Citroen CEO Vincent Cobee says that electric SUVs or bulky EVs will only dominate the world of electric vehicles for a short time. According to him, the post-SUV EV world will be dominated by small, lightweight cars. Further stated that the government’s incentives will push for the same, eventually keeping bulky SUVs out of the circle.
Also, this would propel the car manufacturers to revise their product strategy and focus on compact and lightweight models again, reports Autocar UK. The British automotive publication has quoted Cobee saying that using aluminium instead of steel would increase manufacturing costs for the automakers. This would inevitably impact the sticker price of the vehicles. He also said that since the car manufacturers are exploring means to avoid higher production costs, they will look at other ways to boost the EV range. He believes that the automakers will focus more on making the future EVs aerodynamic since tall and boxy bodies hurt efficiency.
Cobee said that regulators would put brakes on the SUV boom by limiting incentives only to electric vehicles that weigh under a certain threshold, forcing the automakers to sooner or later engineer smaller EVs. This comes as a pretty interesting perspective from the top brass of the French auto giant, and that too at a time when auto manufacturers worldwide are increasingly focusing on making SUVs to make a fortune.
Consumers, too, are showing ever-increasing interest in buying SUVs than buying any other type of vehicle. The hype is so much that automakers who have traditionally shied away from making boxy SUVs have started making them to be on the profit path. For example, luxury car brands like Bentley, Rolls-Royce, Ferrari, and Lamborghini – have all jumped on the SUV bandwagon to make more profit.

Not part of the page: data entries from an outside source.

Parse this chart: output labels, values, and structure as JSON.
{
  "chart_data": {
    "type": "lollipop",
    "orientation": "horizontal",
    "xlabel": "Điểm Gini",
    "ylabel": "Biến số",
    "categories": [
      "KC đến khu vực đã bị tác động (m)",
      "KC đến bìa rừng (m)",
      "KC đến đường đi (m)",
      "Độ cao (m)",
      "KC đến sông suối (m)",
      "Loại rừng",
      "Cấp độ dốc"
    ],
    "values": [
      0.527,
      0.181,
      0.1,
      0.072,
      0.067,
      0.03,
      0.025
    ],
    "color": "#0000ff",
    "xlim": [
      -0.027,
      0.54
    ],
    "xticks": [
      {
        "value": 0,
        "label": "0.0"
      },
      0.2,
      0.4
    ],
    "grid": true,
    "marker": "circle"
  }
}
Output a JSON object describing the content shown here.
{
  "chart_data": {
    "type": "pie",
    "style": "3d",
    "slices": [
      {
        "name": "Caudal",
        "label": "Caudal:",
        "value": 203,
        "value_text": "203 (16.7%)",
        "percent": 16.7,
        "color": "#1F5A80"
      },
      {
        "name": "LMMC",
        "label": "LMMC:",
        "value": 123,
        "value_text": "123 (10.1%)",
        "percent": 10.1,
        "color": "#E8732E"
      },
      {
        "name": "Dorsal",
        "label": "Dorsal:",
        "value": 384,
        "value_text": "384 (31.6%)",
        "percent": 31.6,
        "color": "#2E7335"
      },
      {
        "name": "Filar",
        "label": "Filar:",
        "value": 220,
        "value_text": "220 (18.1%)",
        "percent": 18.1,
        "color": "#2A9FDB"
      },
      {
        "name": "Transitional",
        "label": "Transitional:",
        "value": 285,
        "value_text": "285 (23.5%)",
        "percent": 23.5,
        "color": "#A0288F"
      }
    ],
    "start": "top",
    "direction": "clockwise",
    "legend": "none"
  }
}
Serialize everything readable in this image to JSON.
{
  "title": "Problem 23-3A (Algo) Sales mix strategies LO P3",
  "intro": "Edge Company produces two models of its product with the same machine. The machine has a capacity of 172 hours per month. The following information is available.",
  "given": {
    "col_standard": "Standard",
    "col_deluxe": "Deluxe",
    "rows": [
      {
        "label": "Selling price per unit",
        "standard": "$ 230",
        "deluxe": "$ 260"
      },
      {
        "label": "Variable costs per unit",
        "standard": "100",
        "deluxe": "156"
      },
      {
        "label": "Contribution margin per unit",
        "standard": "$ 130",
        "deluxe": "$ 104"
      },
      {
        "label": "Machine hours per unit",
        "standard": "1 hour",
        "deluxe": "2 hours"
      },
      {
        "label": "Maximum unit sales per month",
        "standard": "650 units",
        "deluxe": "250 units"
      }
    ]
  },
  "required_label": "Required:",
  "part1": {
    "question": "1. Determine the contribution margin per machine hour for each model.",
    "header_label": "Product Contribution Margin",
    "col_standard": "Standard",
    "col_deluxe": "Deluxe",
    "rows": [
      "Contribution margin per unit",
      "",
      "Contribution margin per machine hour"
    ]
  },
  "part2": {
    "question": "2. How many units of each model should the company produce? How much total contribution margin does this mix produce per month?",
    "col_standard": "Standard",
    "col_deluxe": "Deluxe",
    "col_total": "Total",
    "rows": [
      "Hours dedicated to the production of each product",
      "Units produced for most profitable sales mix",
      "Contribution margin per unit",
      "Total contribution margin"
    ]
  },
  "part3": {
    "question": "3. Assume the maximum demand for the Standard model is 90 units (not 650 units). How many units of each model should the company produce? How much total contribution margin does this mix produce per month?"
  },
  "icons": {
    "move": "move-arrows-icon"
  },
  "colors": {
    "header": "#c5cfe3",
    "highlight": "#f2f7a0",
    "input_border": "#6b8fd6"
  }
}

Oli was the EV unveiled by the French firm. Besides being focused on affordable EVs, the automaker is also focused on design and efficiency. There’s a significant focus on making a car that forsakes the big, heavy batteries of many current EVs, instead chasing efficiency through a lightweight design and aerodynamics. And it uses several innovative materials made from recycled parts, with the intention that a production version could be easily repaired and refreshed so it can be leased out several times – before being entirely recycled at the end of its usable life.